6. Under the terms of the “Rights Plan,” enacted by the Board in response to Valeant Pharmaceuticals Intl Inc (NYSE:VRX) (TSE:VRX) (“Valeant”)’s offer, the so-called “poison pill” is triggered if any shareholder becomes the “Beneficial Owner” of ten percent (10%) or more of outstanding Company shares. The term “Beneficial Owner” states that a shareholder is deemed to beneficially own:
any securities … which are Beneficially Owned … by any other Person … with whom such Person … has an agreement, arrangement, or understanding to act together for the purpose of acquiring, holding, voting, or disposing of any securities of the Company (except that a Person shall not be deemed the Beneficial Owner of any security under this Section 1.3.3 if such voting power arises solely from a revocable proxy or consent given to such Person in response to a public proxy or consent solicitation made pursuant to, and in accordance with, Section 14(a) … by means of a solicitation statement filed on Schedule 14A)[.]
7. After reports surfaced that the pill could be used to restrict talks between investors, PS Fund 1 requested Allergan, Inc. (NYSE:AGN)’s position on whether PS Fund 1’s solicitation and receipt of revocable proxies in connection with the special meeting request would trigger the pill. Seeking to capitalize on the uncertainty it created, Allergan failed to provide the answers necessary for shareholders to pursue a request for a special meeting. Allergan indicated that PS Fund 1’s solicitation and receipt of one or more revocable proxies from other Allergan stockholders for the purpose of requesting a special meeting would not in and of itself trigger the pill.
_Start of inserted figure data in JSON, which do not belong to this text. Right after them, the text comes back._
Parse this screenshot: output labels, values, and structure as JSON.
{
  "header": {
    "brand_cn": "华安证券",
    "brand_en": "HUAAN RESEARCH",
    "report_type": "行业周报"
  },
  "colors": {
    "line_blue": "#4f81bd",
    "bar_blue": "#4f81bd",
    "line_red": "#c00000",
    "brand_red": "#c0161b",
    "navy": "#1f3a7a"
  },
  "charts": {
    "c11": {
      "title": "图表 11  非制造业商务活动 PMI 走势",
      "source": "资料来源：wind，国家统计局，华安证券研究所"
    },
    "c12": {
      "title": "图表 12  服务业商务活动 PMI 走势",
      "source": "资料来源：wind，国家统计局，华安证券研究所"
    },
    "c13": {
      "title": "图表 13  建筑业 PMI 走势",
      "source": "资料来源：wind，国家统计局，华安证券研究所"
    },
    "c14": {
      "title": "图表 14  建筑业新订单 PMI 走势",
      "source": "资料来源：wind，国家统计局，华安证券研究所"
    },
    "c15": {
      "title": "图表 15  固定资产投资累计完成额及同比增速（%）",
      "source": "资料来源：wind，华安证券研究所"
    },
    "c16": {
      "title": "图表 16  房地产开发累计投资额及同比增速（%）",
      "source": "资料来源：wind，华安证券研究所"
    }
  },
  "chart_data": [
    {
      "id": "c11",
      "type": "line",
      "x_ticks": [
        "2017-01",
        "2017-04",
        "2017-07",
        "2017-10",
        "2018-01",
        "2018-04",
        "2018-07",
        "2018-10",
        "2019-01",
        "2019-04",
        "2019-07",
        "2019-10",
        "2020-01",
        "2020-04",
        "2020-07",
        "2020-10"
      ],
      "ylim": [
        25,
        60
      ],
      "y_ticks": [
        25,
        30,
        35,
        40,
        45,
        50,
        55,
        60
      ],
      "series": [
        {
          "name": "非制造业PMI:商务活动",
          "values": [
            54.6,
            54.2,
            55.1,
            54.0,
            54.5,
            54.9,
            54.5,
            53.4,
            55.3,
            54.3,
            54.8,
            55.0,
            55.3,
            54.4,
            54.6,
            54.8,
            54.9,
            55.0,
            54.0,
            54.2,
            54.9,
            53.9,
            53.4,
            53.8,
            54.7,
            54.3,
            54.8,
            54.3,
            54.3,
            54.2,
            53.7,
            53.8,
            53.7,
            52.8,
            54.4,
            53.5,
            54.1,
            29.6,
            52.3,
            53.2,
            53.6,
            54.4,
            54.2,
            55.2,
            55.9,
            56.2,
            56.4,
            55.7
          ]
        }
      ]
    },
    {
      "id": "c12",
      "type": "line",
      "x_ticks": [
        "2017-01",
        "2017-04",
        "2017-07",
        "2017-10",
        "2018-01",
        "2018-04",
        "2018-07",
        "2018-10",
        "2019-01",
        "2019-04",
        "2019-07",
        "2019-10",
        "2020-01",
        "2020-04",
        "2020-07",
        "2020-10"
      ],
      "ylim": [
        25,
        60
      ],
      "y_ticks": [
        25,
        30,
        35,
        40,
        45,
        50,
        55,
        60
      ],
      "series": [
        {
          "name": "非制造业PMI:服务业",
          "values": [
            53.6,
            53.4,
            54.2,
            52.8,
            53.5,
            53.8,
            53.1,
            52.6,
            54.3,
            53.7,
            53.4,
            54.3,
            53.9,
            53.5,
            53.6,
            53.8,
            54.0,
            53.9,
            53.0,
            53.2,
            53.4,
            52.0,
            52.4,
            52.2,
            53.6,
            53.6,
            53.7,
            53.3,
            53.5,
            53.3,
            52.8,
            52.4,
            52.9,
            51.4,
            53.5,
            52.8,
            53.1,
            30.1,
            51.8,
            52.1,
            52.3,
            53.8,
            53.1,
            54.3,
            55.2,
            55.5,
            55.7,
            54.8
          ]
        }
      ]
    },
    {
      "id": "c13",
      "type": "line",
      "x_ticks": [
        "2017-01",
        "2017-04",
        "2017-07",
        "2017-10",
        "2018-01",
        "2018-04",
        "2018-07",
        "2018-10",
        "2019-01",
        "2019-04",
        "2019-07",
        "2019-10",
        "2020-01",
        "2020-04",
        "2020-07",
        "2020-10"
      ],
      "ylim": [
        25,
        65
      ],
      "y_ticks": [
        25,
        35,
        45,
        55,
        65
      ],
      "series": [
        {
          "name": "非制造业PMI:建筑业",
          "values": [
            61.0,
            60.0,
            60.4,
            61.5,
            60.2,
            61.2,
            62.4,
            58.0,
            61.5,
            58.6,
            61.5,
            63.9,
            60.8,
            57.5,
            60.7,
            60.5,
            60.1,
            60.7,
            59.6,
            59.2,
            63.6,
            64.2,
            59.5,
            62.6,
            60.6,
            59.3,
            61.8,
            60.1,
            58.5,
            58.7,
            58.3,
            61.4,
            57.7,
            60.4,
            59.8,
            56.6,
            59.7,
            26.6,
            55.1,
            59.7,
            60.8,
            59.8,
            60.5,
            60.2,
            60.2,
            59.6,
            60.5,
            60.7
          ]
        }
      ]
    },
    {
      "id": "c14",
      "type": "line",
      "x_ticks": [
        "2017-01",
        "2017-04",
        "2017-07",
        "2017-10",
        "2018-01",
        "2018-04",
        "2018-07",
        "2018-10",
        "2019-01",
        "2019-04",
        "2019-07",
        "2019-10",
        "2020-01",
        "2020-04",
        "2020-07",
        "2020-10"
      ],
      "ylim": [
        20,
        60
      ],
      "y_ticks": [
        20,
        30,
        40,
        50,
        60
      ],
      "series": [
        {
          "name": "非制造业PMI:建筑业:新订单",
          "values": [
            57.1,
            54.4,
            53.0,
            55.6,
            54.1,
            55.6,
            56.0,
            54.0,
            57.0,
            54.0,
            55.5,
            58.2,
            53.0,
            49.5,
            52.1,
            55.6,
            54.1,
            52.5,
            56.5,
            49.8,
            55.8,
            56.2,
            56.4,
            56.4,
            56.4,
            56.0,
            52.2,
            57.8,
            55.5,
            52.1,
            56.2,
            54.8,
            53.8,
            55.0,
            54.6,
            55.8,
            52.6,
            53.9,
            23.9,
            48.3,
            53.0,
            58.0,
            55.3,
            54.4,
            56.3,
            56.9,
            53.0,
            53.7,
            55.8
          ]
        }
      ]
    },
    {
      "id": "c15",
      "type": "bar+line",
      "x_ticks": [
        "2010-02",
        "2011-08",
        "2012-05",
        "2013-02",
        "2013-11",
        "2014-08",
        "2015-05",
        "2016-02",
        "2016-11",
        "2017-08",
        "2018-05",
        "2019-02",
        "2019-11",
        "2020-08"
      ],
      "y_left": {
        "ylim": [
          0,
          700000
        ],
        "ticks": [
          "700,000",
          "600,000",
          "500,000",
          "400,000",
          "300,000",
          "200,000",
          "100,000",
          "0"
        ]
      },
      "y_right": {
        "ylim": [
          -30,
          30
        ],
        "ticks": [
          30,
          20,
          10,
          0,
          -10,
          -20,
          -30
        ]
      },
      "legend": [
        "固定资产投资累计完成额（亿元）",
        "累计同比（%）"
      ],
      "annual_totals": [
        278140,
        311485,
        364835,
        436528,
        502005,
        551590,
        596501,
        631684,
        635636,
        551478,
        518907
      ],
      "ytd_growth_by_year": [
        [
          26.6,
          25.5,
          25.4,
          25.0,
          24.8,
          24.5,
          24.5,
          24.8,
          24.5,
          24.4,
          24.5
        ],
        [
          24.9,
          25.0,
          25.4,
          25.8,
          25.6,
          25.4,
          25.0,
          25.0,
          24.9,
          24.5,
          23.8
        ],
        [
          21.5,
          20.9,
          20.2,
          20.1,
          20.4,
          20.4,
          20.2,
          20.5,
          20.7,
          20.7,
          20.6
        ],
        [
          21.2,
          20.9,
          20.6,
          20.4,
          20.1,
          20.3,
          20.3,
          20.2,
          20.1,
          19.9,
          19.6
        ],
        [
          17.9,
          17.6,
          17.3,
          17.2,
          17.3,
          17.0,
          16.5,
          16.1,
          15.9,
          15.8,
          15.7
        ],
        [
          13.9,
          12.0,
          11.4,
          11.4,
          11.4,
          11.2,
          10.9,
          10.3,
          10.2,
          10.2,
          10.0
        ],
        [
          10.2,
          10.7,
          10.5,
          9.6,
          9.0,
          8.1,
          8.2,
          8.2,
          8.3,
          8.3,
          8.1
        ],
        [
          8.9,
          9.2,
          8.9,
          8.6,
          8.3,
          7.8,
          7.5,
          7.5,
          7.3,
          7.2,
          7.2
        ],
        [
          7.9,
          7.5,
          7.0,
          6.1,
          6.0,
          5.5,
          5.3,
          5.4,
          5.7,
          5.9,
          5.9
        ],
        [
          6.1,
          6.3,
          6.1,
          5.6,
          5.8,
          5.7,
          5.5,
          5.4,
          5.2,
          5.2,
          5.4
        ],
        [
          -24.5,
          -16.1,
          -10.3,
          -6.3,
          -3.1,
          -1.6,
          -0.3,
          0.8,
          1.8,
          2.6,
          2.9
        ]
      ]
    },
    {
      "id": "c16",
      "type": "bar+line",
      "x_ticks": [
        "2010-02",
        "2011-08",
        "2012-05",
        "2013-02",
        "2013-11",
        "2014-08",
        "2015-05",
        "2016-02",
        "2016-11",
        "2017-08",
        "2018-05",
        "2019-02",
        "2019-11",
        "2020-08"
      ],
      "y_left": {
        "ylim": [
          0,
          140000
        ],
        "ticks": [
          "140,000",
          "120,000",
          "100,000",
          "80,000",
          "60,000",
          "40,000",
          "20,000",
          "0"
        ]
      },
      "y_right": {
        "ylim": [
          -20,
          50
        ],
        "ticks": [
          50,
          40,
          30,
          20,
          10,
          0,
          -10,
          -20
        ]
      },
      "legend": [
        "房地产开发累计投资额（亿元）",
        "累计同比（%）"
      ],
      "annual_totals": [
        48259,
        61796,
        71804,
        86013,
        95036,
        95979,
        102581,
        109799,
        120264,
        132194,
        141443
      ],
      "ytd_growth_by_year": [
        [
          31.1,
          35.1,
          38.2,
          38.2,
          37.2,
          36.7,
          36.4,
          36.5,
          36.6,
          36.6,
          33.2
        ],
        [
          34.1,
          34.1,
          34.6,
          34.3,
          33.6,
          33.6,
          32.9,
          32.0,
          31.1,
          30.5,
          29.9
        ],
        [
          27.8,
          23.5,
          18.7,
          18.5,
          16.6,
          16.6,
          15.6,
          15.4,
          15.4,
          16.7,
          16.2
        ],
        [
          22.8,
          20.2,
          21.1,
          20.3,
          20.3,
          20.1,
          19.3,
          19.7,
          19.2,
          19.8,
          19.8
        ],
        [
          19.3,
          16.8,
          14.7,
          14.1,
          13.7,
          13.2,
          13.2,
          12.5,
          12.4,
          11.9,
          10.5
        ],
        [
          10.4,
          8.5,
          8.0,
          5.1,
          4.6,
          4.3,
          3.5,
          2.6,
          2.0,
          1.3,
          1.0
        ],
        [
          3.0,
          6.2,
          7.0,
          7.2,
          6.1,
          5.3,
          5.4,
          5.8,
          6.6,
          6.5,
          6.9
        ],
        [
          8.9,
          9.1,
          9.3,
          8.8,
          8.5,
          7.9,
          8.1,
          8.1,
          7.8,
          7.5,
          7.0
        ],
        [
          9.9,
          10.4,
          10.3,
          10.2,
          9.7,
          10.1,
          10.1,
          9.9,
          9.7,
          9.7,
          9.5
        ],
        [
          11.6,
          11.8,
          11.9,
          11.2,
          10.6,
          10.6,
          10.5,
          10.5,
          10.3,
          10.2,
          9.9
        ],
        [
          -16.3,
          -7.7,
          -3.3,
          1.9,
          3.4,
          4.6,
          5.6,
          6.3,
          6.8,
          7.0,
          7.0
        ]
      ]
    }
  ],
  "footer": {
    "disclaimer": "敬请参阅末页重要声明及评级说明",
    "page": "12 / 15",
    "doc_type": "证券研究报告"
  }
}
But it evaded responding to PS Fund 1’s other questions, including whether discussions about the Bylaw requirement that a requesting stockholder express an intent to hold the shares through the meeting date, or the provision of assistance to fellow shareholders to complete, execute, date, and deliver the Special Meeting Request forms and revocable proxies and consents, would trigger the Rights Plan. Because the Bylaws contain numerous and complex requirements for completing the Special Meeting Request forms, PS Fund 1 anticipates the need to communicate with and provide assistance to shareholders in understanding and completing valid special meeting requests.